Adjustable versus fixed rate loans
With a fixed-rate loan, your payment remains the same for the entire duration of your loan. The amount allocated for your principal (the loan amount) increases, however, the amount you pay in interest will decrease in the same amount. The property tax and homeowners insurance will go up over time, but in general, payments on these types of loans don't increase much.
During the early amortization period of a fixed-rate loan, a large percentage of your monthly payment pays interest, and a significantly smaller percentage toward principal. The amount applied to your principal amount goes up slowly each month.
Borrowers might choose a fixed-rate loan to lock in a low rate. Borrowers choose these types of loans because interest rates are low and they want to lock in at this low rate. If you have an Adjustable Rate Mortgage (ARM) now, refinancing with a fixed-rate loan can offer more monthly payment stability. If you have an Adjustable Rate Mortgage (ARM) now, we'd love to help you lock in a fixed-rate at the best rate currently available. Call Community Trust Lending Team at Norcom Mortgage-NMLS ID#71655 at (203) 526-9345 for details.
Adjustable Rate Mortgages — ARMs, as we called them above — come in a great number of varieties.
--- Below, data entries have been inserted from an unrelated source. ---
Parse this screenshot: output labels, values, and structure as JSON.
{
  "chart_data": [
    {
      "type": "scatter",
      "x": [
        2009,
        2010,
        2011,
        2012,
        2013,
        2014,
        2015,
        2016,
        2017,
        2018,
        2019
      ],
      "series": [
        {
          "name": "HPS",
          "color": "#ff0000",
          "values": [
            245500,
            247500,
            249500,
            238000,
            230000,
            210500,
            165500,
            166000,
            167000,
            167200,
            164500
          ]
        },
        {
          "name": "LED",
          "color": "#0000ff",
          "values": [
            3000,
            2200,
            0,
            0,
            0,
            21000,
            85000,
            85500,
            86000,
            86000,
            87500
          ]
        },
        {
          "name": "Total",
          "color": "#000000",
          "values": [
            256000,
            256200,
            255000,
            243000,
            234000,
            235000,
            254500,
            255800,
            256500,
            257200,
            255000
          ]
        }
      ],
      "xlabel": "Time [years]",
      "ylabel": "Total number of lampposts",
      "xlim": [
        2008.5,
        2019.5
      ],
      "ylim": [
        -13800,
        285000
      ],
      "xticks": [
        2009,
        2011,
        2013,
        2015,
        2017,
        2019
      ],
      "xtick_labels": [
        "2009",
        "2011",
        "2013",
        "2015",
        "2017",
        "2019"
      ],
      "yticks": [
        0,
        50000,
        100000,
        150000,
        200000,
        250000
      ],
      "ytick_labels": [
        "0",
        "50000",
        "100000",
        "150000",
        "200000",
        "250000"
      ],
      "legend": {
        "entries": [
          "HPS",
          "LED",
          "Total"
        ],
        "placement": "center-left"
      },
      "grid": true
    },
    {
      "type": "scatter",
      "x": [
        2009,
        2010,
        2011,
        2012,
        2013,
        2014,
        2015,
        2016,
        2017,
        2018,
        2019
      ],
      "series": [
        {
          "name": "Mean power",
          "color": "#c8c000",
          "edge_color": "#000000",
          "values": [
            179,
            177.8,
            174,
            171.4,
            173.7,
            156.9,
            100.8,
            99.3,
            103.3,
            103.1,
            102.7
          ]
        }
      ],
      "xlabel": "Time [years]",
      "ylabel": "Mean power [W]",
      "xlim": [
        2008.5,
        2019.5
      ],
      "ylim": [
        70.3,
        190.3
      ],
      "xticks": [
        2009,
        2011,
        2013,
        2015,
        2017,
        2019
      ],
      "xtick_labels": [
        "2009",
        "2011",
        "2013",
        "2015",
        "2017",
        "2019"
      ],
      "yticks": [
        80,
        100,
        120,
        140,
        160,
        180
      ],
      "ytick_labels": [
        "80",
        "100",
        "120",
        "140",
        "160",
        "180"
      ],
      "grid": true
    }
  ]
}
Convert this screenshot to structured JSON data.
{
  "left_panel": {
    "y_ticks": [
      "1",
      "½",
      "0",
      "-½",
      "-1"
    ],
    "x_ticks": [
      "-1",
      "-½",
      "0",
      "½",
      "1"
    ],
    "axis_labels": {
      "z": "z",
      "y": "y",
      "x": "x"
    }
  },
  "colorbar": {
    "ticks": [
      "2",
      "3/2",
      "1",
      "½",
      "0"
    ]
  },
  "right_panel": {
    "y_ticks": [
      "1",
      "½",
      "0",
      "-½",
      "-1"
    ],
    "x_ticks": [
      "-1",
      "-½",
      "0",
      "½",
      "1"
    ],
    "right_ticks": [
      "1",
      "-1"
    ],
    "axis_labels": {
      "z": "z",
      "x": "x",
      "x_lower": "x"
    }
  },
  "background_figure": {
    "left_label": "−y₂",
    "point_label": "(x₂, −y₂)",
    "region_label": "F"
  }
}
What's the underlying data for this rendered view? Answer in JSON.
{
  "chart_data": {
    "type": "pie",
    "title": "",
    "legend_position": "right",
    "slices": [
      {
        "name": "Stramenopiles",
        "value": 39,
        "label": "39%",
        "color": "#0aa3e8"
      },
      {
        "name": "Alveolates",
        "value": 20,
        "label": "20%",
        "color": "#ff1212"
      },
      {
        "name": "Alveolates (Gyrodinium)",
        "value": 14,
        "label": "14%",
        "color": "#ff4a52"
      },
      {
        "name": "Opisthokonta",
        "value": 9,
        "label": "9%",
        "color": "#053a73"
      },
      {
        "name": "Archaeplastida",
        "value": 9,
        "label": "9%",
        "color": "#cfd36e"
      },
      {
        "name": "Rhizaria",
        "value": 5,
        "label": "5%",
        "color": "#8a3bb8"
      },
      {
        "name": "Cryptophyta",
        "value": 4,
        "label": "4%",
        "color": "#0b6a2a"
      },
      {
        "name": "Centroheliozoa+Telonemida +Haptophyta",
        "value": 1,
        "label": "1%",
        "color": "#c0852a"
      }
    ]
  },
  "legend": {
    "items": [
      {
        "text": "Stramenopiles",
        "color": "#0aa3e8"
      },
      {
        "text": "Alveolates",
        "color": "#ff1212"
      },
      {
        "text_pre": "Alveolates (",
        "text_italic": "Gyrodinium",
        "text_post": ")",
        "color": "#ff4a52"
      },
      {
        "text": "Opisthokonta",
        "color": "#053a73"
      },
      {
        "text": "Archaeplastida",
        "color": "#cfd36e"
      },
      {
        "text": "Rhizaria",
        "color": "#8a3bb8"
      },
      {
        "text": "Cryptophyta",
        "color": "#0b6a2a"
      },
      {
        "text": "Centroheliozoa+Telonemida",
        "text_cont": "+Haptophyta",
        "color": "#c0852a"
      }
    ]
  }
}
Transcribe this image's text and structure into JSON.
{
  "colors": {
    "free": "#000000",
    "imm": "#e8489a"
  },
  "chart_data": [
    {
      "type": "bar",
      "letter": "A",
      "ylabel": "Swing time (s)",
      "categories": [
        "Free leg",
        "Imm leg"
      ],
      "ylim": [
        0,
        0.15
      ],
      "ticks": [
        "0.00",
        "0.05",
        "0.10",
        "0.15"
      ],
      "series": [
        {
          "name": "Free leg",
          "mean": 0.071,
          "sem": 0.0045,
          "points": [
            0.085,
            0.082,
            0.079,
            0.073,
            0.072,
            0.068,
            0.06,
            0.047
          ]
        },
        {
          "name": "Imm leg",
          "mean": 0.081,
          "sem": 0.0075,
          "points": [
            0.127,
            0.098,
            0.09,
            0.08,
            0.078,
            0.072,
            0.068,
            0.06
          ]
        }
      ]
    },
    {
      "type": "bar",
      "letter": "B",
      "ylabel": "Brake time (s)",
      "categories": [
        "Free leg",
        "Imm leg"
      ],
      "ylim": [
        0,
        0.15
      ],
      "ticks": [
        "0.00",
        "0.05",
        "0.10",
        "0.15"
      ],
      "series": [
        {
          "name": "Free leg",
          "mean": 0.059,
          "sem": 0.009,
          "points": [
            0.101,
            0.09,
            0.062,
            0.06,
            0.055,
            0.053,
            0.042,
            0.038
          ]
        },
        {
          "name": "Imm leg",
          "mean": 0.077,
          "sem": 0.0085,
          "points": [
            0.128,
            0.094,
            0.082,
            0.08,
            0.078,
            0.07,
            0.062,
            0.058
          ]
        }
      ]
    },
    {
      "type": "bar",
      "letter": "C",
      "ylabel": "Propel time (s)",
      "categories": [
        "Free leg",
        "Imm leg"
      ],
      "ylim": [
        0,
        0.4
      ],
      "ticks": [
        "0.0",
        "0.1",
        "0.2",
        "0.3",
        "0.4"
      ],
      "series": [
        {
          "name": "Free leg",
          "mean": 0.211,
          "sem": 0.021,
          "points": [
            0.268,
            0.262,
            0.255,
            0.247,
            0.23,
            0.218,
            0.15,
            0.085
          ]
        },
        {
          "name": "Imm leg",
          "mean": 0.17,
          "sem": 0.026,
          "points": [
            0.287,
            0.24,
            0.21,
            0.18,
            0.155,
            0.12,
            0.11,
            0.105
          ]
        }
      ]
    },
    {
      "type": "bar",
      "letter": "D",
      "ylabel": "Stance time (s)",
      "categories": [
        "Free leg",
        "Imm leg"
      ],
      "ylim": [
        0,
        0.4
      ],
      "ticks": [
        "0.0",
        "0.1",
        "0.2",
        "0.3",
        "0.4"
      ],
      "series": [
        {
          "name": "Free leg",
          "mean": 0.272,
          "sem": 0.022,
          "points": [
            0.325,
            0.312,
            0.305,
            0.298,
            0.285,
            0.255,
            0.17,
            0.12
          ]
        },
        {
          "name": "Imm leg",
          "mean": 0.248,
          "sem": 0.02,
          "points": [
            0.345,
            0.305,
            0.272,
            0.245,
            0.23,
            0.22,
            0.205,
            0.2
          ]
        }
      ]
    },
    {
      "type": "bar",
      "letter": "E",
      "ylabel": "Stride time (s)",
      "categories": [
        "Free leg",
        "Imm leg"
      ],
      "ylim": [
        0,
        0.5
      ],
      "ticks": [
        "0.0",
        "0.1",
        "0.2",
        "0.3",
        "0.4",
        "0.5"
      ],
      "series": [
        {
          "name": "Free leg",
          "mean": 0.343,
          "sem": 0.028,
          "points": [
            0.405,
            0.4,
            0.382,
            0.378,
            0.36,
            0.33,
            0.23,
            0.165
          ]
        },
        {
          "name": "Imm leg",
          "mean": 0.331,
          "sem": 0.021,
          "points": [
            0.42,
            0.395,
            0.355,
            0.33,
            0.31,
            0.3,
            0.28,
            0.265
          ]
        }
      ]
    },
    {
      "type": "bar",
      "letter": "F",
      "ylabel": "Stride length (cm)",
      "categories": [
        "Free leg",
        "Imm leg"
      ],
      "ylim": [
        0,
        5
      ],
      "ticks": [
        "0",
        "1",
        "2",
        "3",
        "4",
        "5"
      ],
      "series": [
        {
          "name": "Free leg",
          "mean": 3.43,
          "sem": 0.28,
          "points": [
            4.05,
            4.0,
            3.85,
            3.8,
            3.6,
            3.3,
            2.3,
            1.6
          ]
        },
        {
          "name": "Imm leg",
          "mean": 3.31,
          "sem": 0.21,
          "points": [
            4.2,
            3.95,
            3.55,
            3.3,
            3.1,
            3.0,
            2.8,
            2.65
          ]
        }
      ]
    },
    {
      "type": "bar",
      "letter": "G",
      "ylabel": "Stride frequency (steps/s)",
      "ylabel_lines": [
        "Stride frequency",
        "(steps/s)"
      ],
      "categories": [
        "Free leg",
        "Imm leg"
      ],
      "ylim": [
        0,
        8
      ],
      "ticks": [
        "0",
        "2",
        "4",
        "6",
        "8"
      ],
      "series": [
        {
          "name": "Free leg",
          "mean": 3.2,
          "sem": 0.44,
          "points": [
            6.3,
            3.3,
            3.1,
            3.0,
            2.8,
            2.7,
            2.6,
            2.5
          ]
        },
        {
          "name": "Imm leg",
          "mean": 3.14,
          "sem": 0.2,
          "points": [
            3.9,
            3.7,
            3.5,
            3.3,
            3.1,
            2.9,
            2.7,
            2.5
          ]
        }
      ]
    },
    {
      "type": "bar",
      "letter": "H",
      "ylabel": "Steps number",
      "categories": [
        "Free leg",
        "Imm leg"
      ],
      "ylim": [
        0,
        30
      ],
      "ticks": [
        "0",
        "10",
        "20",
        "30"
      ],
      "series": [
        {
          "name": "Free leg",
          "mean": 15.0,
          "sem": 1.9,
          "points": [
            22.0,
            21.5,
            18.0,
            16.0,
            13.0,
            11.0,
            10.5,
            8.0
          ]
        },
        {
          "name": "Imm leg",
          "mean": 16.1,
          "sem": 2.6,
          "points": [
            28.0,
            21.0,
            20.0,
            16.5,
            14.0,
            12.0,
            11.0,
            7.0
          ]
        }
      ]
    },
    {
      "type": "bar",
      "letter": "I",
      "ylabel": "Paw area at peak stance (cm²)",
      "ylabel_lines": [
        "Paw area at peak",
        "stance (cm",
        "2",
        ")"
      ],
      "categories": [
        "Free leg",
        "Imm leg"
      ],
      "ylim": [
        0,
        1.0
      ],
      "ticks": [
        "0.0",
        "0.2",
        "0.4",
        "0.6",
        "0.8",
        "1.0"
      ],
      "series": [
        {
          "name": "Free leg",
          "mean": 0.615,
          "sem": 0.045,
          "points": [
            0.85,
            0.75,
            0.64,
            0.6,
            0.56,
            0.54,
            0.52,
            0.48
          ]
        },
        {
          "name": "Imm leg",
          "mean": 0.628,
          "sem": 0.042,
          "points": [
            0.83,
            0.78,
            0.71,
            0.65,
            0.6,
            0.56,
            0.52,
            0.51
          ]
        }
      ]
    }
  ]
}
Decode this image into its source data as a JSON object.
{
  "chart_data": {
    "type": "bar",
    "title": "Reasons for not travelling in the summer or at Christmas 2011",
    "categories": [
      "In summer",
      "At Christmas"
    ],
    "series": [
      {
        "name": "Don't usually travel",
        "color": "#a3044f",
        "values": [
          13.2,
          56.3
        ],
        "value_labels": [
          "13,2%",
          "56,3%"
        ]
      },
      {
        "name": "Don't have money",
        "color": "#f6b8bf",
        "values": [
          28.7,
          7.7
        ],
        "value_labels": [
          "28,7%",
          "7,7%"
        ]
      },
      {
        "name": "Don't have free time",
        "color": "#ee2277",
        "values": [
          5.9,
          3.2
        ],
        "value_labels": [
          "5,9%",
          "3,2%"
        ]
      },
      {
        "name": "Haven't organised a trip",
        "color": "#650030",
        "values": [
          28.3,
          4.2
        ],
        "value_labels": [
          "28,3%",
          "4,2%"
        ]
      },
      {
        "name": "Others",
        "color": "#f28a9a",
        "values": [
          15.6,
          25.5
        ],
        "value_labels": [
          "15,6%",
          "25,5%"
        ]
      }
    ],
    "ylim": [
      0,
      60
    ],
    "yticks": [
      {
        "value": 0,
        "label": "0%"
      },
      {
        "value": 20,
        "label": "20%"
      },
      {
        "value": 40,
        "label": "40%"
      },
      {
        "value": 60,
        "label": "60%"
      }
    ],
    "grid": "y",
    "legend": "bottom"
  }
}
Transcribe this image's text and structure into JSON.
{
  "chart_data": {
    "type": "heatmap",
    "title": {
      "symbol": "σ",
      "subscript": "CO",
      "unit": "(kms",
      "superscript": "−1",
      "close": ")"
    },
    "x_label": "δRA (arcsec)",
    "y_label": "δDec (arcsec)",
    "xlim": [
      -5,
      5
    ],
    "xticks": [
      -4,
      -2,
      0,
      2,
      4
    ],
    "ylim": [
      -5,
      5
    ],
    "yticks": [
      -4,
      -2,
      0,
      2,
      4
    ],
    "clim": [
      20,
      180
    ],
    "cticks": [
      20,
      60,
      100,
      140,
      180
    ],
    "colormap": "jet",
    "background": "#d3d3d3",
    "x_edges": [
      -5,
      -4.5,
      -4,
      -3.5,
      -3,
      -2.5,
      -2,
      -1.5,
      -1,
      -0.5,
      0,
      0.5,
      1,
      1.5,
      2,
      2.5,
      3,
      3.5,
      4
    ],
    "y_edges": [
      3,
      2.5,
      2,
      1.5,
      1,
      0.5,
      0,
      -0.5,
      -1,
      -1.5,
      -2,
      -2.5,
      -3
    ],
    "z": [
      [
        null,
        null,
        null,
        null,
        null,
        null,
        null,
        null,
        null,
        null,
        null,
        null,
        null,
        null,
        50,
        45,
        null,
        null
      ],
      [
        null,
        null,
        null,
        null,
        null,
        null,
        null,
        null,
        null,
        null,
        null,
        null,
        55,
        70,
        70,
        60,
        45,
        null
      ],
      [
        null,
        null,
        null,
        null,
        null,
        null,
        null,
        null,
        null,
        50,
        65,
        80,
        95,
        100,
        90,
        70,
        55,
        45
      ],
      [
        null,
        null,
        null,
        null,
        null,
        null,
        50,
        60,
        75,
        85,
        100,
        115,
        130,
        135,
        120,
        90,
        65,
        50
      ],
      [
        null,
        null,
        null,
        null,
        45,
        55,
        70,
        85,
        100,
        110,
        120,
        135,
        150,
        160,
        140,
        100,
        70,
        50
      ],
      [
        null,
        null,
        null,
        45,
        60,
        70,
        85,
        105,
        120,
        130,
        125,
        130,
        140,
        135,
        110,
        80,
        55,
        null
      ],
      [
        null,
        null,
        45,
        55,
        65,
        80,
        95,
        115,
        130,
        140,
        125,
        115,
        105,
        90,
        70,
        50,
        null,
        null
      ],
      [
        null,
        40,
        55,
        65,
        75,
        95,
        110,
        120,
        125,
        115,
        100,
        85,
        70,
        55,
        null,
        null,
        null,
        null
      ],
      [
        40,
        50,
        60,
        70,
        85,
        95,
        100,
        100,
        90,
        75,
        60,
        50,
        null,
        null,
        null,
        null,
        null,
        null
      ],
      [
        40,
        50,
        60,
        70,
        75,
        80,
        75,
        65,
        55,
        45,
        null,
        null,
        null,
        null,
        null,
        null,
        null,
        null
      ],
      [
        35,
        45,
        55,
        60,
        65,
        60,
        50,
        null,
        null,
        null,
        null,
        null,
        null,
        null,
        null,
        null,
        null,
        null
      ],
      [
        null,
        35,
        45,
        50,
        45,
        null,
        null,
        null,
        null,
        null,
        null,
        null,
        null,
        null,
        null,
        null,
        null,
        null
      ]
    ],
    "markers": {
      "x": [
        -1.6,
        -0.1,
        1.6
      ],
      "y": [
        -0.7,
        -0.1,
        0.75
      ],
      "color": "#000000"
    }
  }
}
ARMs are normally adjusted every six months, based on various indexes.
The majority of ARMs feature this cap, which means they won't go up above a specified amount in a given period. Some ARMs won't increase more than two percent per year, regardless of the underlying interest rate. Sometimes an ARM features a "payment cap" which guarantees your payment won't go above a certain amount in a given year. Almost all ARMs also cap your rate over the duration of the loan.
ARMs most often feature their lowest rates toward the beginning of the loan. They provide that rate from a month to ten years. You've likely heard of 5/1 or 3/1 ARMs. For these loans, the introductory rate is set for three or five years. It then adjusts every year. These loans are fixed for a number of years (3 or 5), then they adjust. These loans are best for people who expect to move within three or five years. These types of adjustable rate programs most benefit borrowers who plan to move before the initial lock expires.
You might choose an ARM to take advantage of a very low initial rate and count on moving, refinancing or simply absorbing the higher rate after the initial rate expires. ARMs can be risky when housing prices go down because homeowners could be stuck with rates that go up when they can't sell or refinance with a lower property value.